Кроме того, Римма Ивановна не оправдала ожиданий Селуянова и на то, что окажется простой деревенской теткой, какими он всегда рисовал себе домработниц. Она была совсем другая. И… очень непростая.

Они разговаривали в просторной квартире Риттеров, сидя в огромной кухне. В это же самое время Миша Доценко беседовал в гостиной с матерью Валерия Станиславовича.

– Для меня это давно превратилось в своеобразную игру, вроде разгадывания кроссвордов или ребусов. Чем больше от меня скрывали, тем интереснее было по мелким деталям и невзначай оброненным словам восстанавливать скрытое. Этот интеллектуальный труд примирял меня с тем унижением, которому меня постоянно подвергали. Ну и, конечно, платят мне очень хорошо, не стану скрывать. Такой работой не бросаются.

Римма Ивановна, высокая, худая, с коротко остриженными седыми волосами, разговаривала с Николаем с видимым удовольствием, постоянно подливала ему чай и подкладывала то пирожки, то печенье, а то и бутерброды предлагала. Селуянову повезло больше, чем Юре Короткову, ему не приходилось каждую секунду задавать вопросы, Римма рассказывала сама, и речь у нее была – заслушаться впору.

– Станислав Оттович и Нина Максимовна всегда строго держали дистанцию между собой и мной, я для них была не человеком, а вещью, полезной в хозяйстве. Вот вам только один показатель: ни разу за все годы они не поинтересовались, когда у меня день рождения, и не поздравили. И вообще, ни одного подарка ни к одному празднику. Согласитесь, Коленька, это о многом говорит.

– Да уж, – соглашался Коленька, которого вполне устраивал такой панибратский тон.
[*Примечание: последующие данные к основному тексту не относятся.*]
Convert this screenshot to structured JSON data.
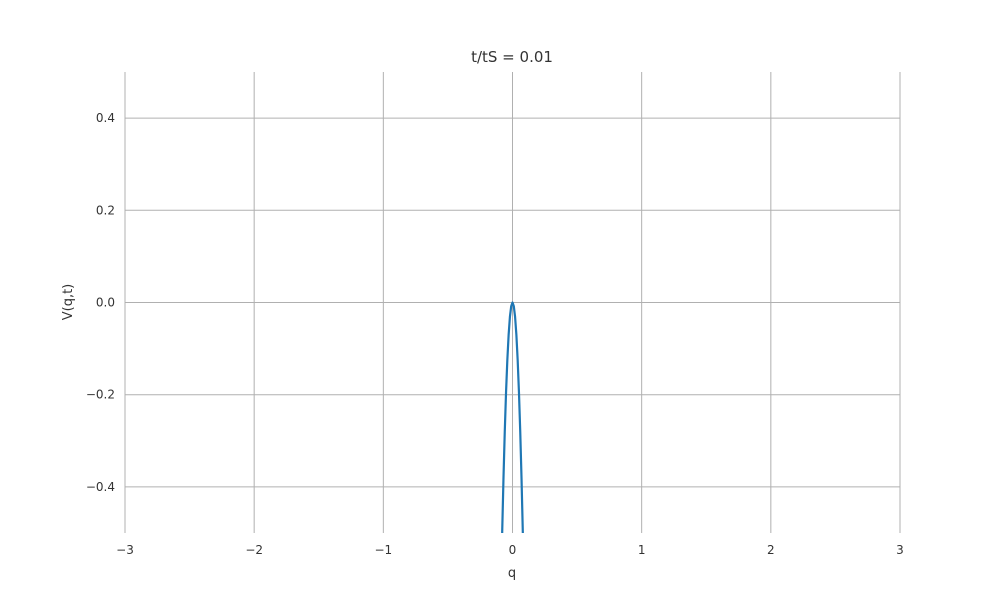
{
  "chart_data": {
    "type": "line",
    "title": "t/tS = 0.01",
    "xlabel": "q",
    "ylabel": "V(q,t)",
    "xlim": [
      -3,
      3
    ],
    "ylim": [
      -0.5,
      0.5
    ],
    "grid": true,
    "x_ticks": [
      -3,
      -2,
      -1,
      0,
      1,
      2,
      3
    ],
    "x_tick_labels": [
      "−3",
      "−2",
      "−1",
      "0",
      "1",
      "2",
      "3"
    ],
    "y_ticks": [
      -0.4,
      -0.2,
      0.0,
      0.2,
      0.4
    ],
    "y_tick_labels": [
      "−0.4",
      "−0.2",
      "0.0",
      "0.2",
      "0.4"
    ],
    "series": [
      {
        "color": "#1f77b4",
        "x": [
          -0.08,
          -0.07,
          -0.06,
          -0.05,
          -0.04,
          -0.03,
          -0.02,
          -0.01,
          0.0,
          0.01,
          0.02,
          0.03,
          0.04,
          0.05,
          0.06,
          0.07,
          0.08
        ],
        "y": [
          -0.5,
          -0.383,
          -0.281,
          -0.195,
          -0.125,
          -0.07,
          -0.031,
          -0.008,
          0.0,
          -0.008,
          -0.031,
          -0.07,
          -0.125,
          -0.195,
          -0.281,
          -0.383,
          -0.5
        ]
      }
    ]
  }
}
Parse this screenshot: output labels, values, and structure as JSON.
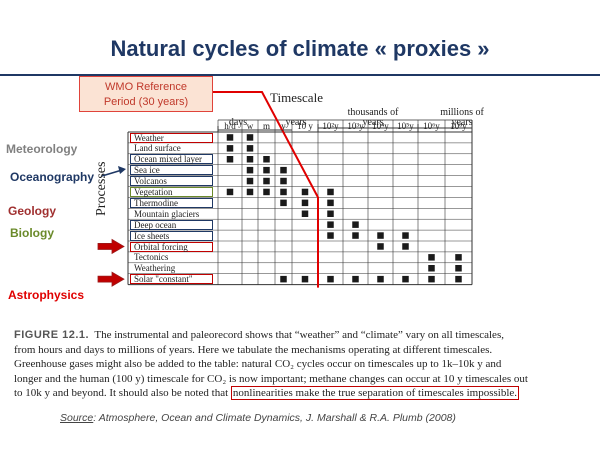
{
  "title": "Natural cycles of climate « proxies »",
  "wmo_callout": {
    "line1": "WMO Reference",
    "line2": "Period (30 years)"
  },
  "figure": {
    "timescale_label": "Timescale",
    "processes_label": "Processes",
    "groups": [
      "days",
      "years",
      "thousands of",
      "years",
      "millions of",
      "years"
    ],
    "columns": [
      "h/d",
      "w",
      "m",
      "y",
      "10 y",
      "10²y",
      "10³y",
      "10⁴y",
      "10⁵y",
      "10⁶y",
      "10⁸y"
    ],
    "rows": [
      {
        "label": "Weather",
        "marks": [
          1,
          1,
          0,
          0,
          0,
          0,
          0,
          0,
          0,
          0,
          0
        ]
      },
      {
        "label": "Land surface",
        "marks": [
          1,
          1,
          0,
          0,
          0,
          0,
          0,
          0,
          0,
          0,
          0
        ]
      },
      {
        "label": "Ocean mixed layer",
        "marks": [
          1,
          1,
          1,
          0,
          0,
          0,
          0,
          0,
          0,
          0,
          0
        ]
      },
      {
        "label": "Sea ice",
        "marks": [
          0,
          1,
          1,
          1,
          0,
          0,
          0,
          0,
          0,
          0,
          0
        ]
      },
      {
        "label": "Volcanos",
        "marks": [
          0,
          1,
          1,
          1,
          0,
          0,
          0,
          0,
          0,
          0,
          0
        ]
      },
      {
        "label": "Vegetation",
        "marks": [
          1,
          1,
          1,
          1,
          1,
          1,
          0,
          0,
          0,
          0,
          0
        ]
      },
      {
        "label": "Thermodine",
        "marks": [
          0,
          0,
          0,
          1,
          1,
          1,
          0,
          0,
          0,
          0,
          0
        ]
      },
      {
        "label": "Mountain glaciers",
        "marks": [
          0,
          0,
          0,
          0,
          1,
          1,
          0,
          0,
          0,
          0,
          0
        ]
      },
      {
        "label": "Deep ocean",
        "marks": [
          0,
          0,
          0,
          0,
          0,
          1,
          1,
          0,
          0,
          0,
          0
        ]
      },
      {
        "label": "Ice sheets",
        "marks": [
          0,
          0,
          0,
          0,
          0,
          1,
          1,
          1,
          1,
          0,
          0
        ]
      },
      {
        "label": "Orbital forcing",
        "marks": [
          0,
          0,
          0,
          0,
          0,
          0,
          0,
          1,
          1,
          0,
          0
        ]
      },
      {
        "label": "Tectonics",
        "marks": [
          0,
          0,
          0,
          0,
          0,
          0,
          0,
          0,
          0,
          1,
          1
        ]
      },
      {
        "label": "Weathering",
        "marks": [
          0,
          0,
          0,
          0,
          0,
          0,
          0,
          0,
          0,
          1,
          1
        ]
      },
      {
        "label": "Solar \"constant\"",
        "marks": [
          0,
          0,
          0,
          1,
          1,
          1,
          1,
          1,
          1,
          1,
          1
        ]
      }
    ]
  },
  "categories": {
    "meteorology": "Meteorology",
    "oceanography": "Oceanography",
    "geology": "Geology",
    "biology": "Biology",
    "astrophysics": "Astrophysics"
  },
  "caption": {
    "fig_label": "FIGURE 12.1.",
    "line1": "The instrumental and paleorecord shows that “weather” and “climate” vary on all timescales,",
    "line2": "from hours and days to millions of years. Here we tabulate the mechanisms operating at different timescales.",
    "line3": "Greenhouse gases might also be added to the table: natural CO₂ cycles occur on timescales up to 1k–10k y and",
    "line4": "longer and the human (100 y) timescale for CO₂ is now important; methane changes can occur at 10 y timescales out",
    "line5a": "to 10k y and beyond. It should also be noted that",
    "line5b": "nonlinearities make the true separation of timescales impossible."
  },
  "source": {
    "label": "Source",
    "text": ": Atmosphere, Ocean and Climate Dynamics, J. Marshall & R.A. Plumb (2008)"
  },
  "colors": {
    "title": "#1f3864",
    "meteorology": "#808080",
    "oceanography": "#1f3864",
    "geology": "#a03030",
    "biology": "#6a8a2a",
    "astrophysics": "#e00000",
    "highlight_red": "#c00000",
    "highlight_blue": "#1f3864",
    "highlight_green": "#6a8a2a"
  }
}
Чем ближе дистанция, тем больше доверия, а чем больше доверия, тем больше информации. Что и требовалось доказать. – Пирожки у вас, Римма Ивановна, просто замечательные, в жизни никогда таких не ел.

– Кстати, тоже показательный момент, – тут же подхватила она. – Без хвастовства скажу: я кулинарка хорошая. Мне все об этом говорят. Все, кроме хозяев. Подам на стол – скажут, мол, спасибо, Римма. И все, больше ни одного слова. То есть спасибо, что приготовила и подала, а на то, чтобы похвалить, сказать, что очень вкусно и какая я молодец, у них язык уже не поворачивался. Вроде бы я неодушевленная вещь и теплые слова благодарности мне не нужны. Валерик не таким был, всегда спрашивал, как я себя чувствую, если ему казалось, что я плохо выгляжу, и стряпню мою хвалил. Знаете, так смешно бывало, – она вспомнила о чем-то и улыбнулась. – Все сидят за столом, кушают, Валерик еду нахваливает, меня благодарит, а Нина Максимовна на него такие взгляды бросает – повеситься впору. И Станислав Оттович недовольно хмурится. А Валерику все равно. Он ведь знал, что родителям это не нравится, а все равно делал по-своему. Характер такой.